Je forme le vœu que la France oublie, pour de bon, l’infecte affaire Baudis ; je forme le vœu que le Français Alain Juppé, avec lequel je n’ai, dans le passé, pas été souvent d’accord, mais qui reste l’une des figures les plus présentables de la vie politique de notre pays, je forme le vœu que cet homme dont je sais bien que tout, ou presque, me séparerait à l’instant même ou` il reviendrait dans le jeu, ne soit pas empêché par les juges de reprendre, sur la scène, la place qui lui revient.

Je fais le vœu – il faudrait dire, là, le pari – d’une opération clarté qui verrait Chevènement passer définitivement à droite et Bayrou définitivement à gauche ; je fais le pari d’une année ou` il apparaîtra, de plus en plus clairement à nouveau, que les deux grands candidats à la prochaine présidentielle ne peuvent être que Jacques Chirac et Lionel Jospin. Pourquoi ? Parce que, du face-à-face entre ces deux-là, les Français ont été frustrés.
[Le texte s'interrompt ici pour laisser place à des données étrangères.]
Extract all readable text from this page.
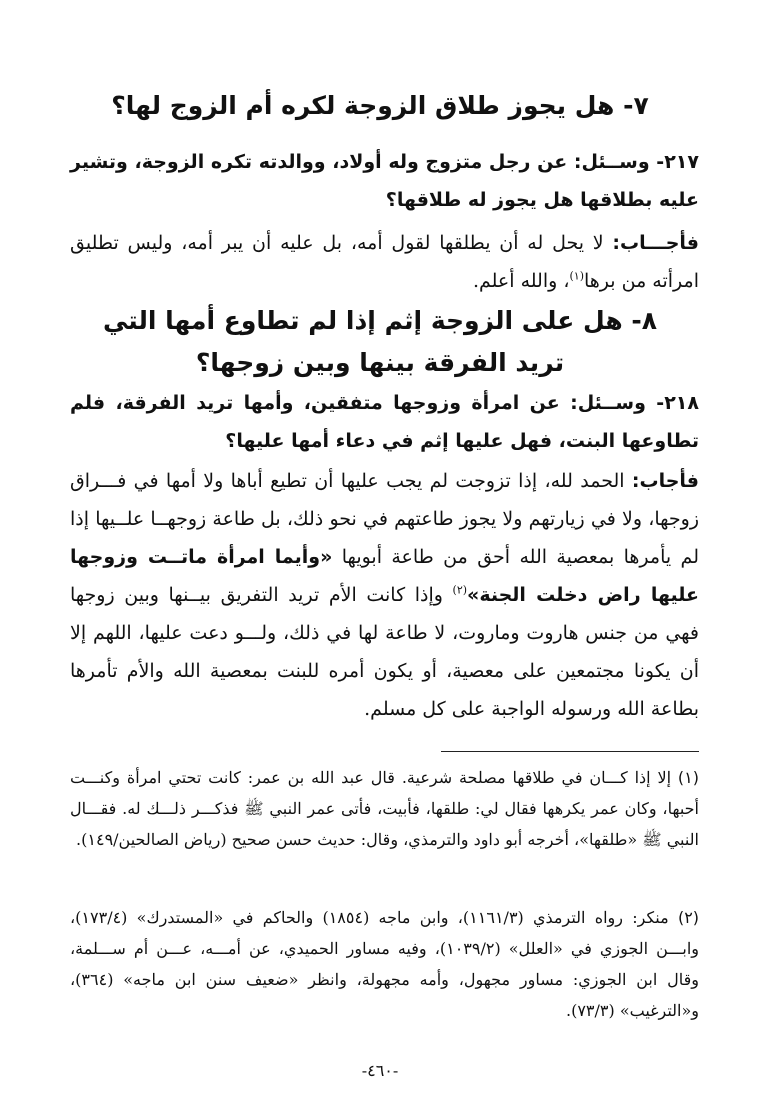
٧- هل يجوز طلاق الزوجة لكره أم الزوج لها؟

٢١٧- وســئل: عن رجل متزوج وله أولاد، ووالدته تكره الزوجة، وتشير عليه بطلاقها هل يجوز له طلاقها؟

فأجـــاب: لا يحل له أن يطلقها لقول أمه، بل عليه أن يبر أمه، وليس تطليق امرأته من برها$^{(١)}$، والله أعلم.

٨- هل على الزوجة إثم إذا لم تطاوع أمها التي
تريد الفرقة بينها وبين زوجها؟

٢١٨- وســئل: عن امرأة وزوجها متفقين، وأمها تريد الفرقة، فلم تطاوعها البنت، فهل عليها إثم في دعاء أمها عليها؟

فأجاب: الحمد لله، إذا تزوجت لم يجب عليها أن تطيع أباها ولا أمها في فـــراق زوجها، ولا في زيارتهم ولا يجوز طاعتهم في نحو ذلك، بل طاعة زوجهــا علــيها إذا لم يأمرها بمعصية الله أحق من طاعة أبويها «وأيما امرأة ماتــت وزوجها عليها راض دخلت الجنة»$^{(٢)}$ وإذا كانت الأم تريد التفريق بيــنها وبين زوجها فهي من جنس هاروت وماروت، لا طاعة لها في ذلك، ولـــو دعت عليها، اللهم إلا أن يكونا مجتمعين على معصية، أو يكون أمره للبنت بمعصية الله والأم تأمرها بطاعة الله ورسوله الواجبة على كل مسلم.

(١) إلا إذا كـــان في طلاقها مصلحة شرعية. قال عبد الله بن عمر: كانت تحتي امرأة وكنـــت أحبها، وكان عمر يكرهها فقال لي: طلقها، فأبيت، فأتى عمر النبي ﷺ فذكـــر ذلـــك له. فقـــال النبي ﷺ «طلقها»، أخرجه أبو داود والترمذي، وقال: حديث حسن صحيح (رياض الصالحين/١٤٩).

(٢) منكر: رواه الترمذي (١١٦١/٣)، وابن ماجه (١٨٥٤) والحاكم في «المستدرك» (١٧٣/٤)، وابـــن الجوزي في «العلل» (١٠٣٩/٢)، وفيه مساور الحميدي، عن أمـــه، عـــن أم ســـلمة، وقال ابن الجوزي: مساور مجهول، وأمه مجهولة، وانظر «ضعيف سنن ابن ماجه» (٣٦٤)، و«الترغيب» (٧٣/٣).

-٤٦٠-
Et parce que telle est la logique profonde de la société du spectacle contemporaine que tout ce qui est, non pas exactement rationnel, mais pensable, spectacularisable, doit, d’une manière ou d’une autre, devenir réel – parce que la vie politique est comme un grand film dont toutes les scènes écrites doivent être, tôt ou tard, effectivement mises en scène et tournées.
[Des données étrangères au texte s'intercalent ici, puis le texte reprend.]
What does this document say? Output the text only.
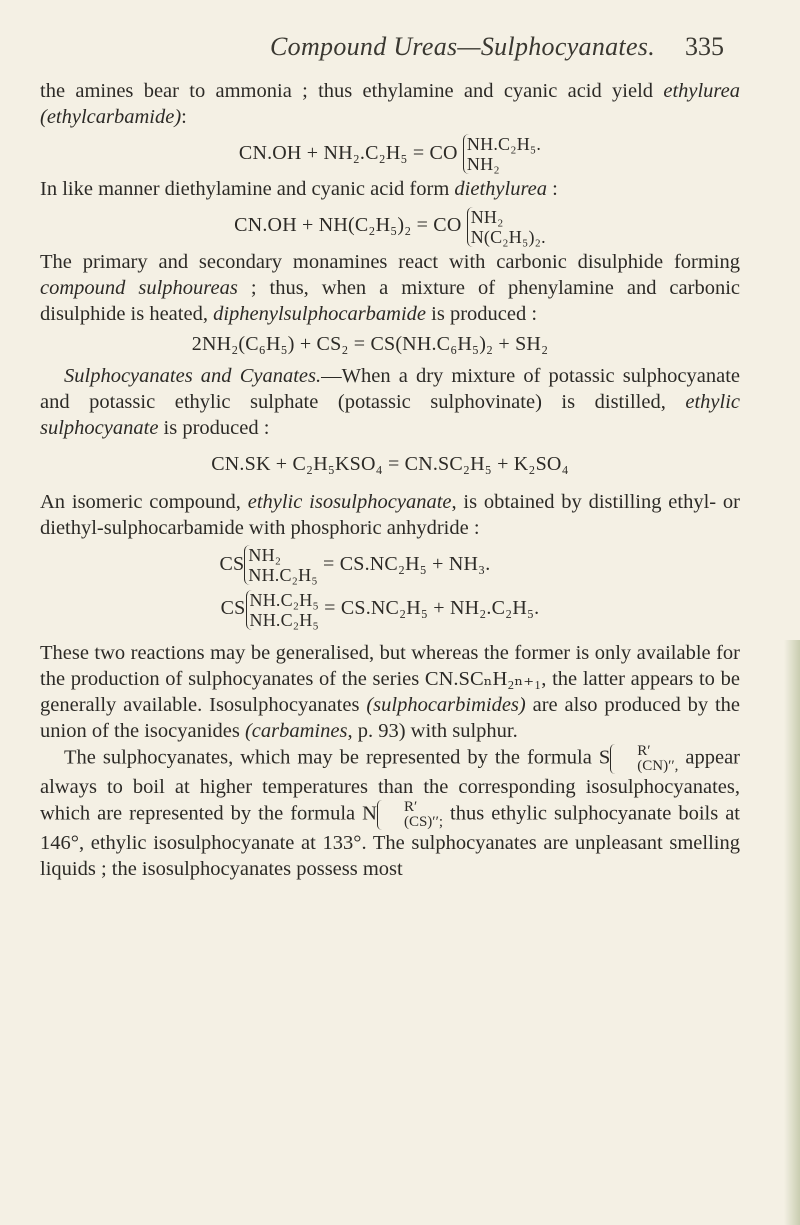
Compound Ureas—Sulphocyanates. 335

the amines bear to ammonia ; thus ethylamine and cyanic acid yield ethylurea (ethylcarbamide):

CN.OH + NH₂.C₂H₅ = CO NH.C₂H₅.
NH₂

In like manner diethylamine and cyanic acid form diethylurea :

CN.OH + NH(C₂H₅)₂ = CO NH₂
N(C₂H₅)₂.

The primary and secondary monamines react with carbonic disulphide forming compound sulphoureas ; thus, when a mixture of phenylamine and carbonic disulphide is heated, diphenylsulphocarbamide is produced :

2NH₂(C₆H₅) + CS₂ = CS(NH.C₆H₅)₂ + SH₂

Sulphocyanates and Cyanates.—When a dry mixture of potassic sulphocyanate and potassic ethylic sulphate (potassic sulphovinate) is distilled, ethylic sulphocyanate is produced :

CN.SK + C₂H₅KSO₄ = CN.SC₂H₅ + K₂SO₄

An isomeric compound, ethylic isosulphocyanate, is obtained by distilling ethyl- or diethyl-sulphocarbamide with phosphoric anhydride :

CS NH₂
NH.C₂H₅
= CS.NC₂H₅ + NH₃.
CS NH.C₂H₅
NH.C₂H₅
= CS.NC₂H₅ + NH₂.C₂H₅.

These two reactions may be generalised, but whereas the former is only available for the production of sulphocyanates of the series CN.SCₙH₂ₙ₊₁, the latter appears to be generally available. Isosulphocyanates (sulphocarbimides) are also produced by the union of the isocyanides (carbamines, p. 93) with sulphur.

The sulphocyanates, which may be represented by the formula S	R′
(CN)′′, appear always to boil at higher temperatures than the corresponding isosulphocyanates, which are represented by the formula N	R′
(CS)′′; thus ethylic sulphocyanate boils at 146°, ethylic isosulphocyanate at 133°. The sulphocyanates are unpleasant smelling liquids ; the isosulphocyanates possess most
Je fais le vœu que 2004 soit l’année du prix Nobel de la paix pour Yossi Beilin et Yasser Abdel Rabbo ; que la salle soit vide, à Paris, le soir de la première du prochain spectacle de Dieudonné ; que les parents qui, depuis des années, déposaient leurs enfants à la porte du ranch de Michael Jackson pour mieux, ensuite, le faire chanter, soient poursuivis pour proxénétisme ; que les audiences de « Star Academy », au terme d’une mutation culturelle, presque anthropologique, majeure dans la sensibilité française contemporaine, chutent et se rapprochent de zéro ; je fais le vœu que Yann Moix, dont on annonce la sortie de Podium, le film adapté de son roman éponyme, administre la preuve que la France a changé et qu’il n’est plus impossible d’y être et écrivain et cinéaste.

Salman Rushdie prix Nobel de littérature ; Modiano, Sollers, Robbe-Grillet, à l’Académie ; Françoise Sagan en Pléiade, avant Marguerite Duras ; la petite revue Ligne de risque imposant ses réponses aux faux radicaux de « La littérature sans estomac » ou « à l’estomac » ; une rentrée littéraire allégée ou` l’on mettrait, d’emblée, de côté les livres dont chacun sait qu’ils ne sont destinés qu’à faire de mauvaises fictions télé ; Garcia Marquez se décidant, au terme d’une nuit de feu pascalienne, à balancer sur l’Internet les chapitres censurés de ses Mémoires ou` il dit la vérité sur Fidel Castro – autres vœux pour 2004.

Ainsi que celui-ci, le dernier. Baudelairien impénitent, me souvenant du « frémissement d’horreur » qui saisissait l’auteur des Fleurs du mal chaque fois qu’il pensait à la « femme Sand », songeant, avec lui, que cette virago d’un progressisme qui n’en finit pas, un siècle et demi plus tard, de nous encombrer de ses naïvetés funestes, avait « de bonnes raisons pour vouloir supprimer l’enfer », je fais le vœu que l’on ne nous casse pas trop les pieds, ces prochains mois, avec l’« année Sand ».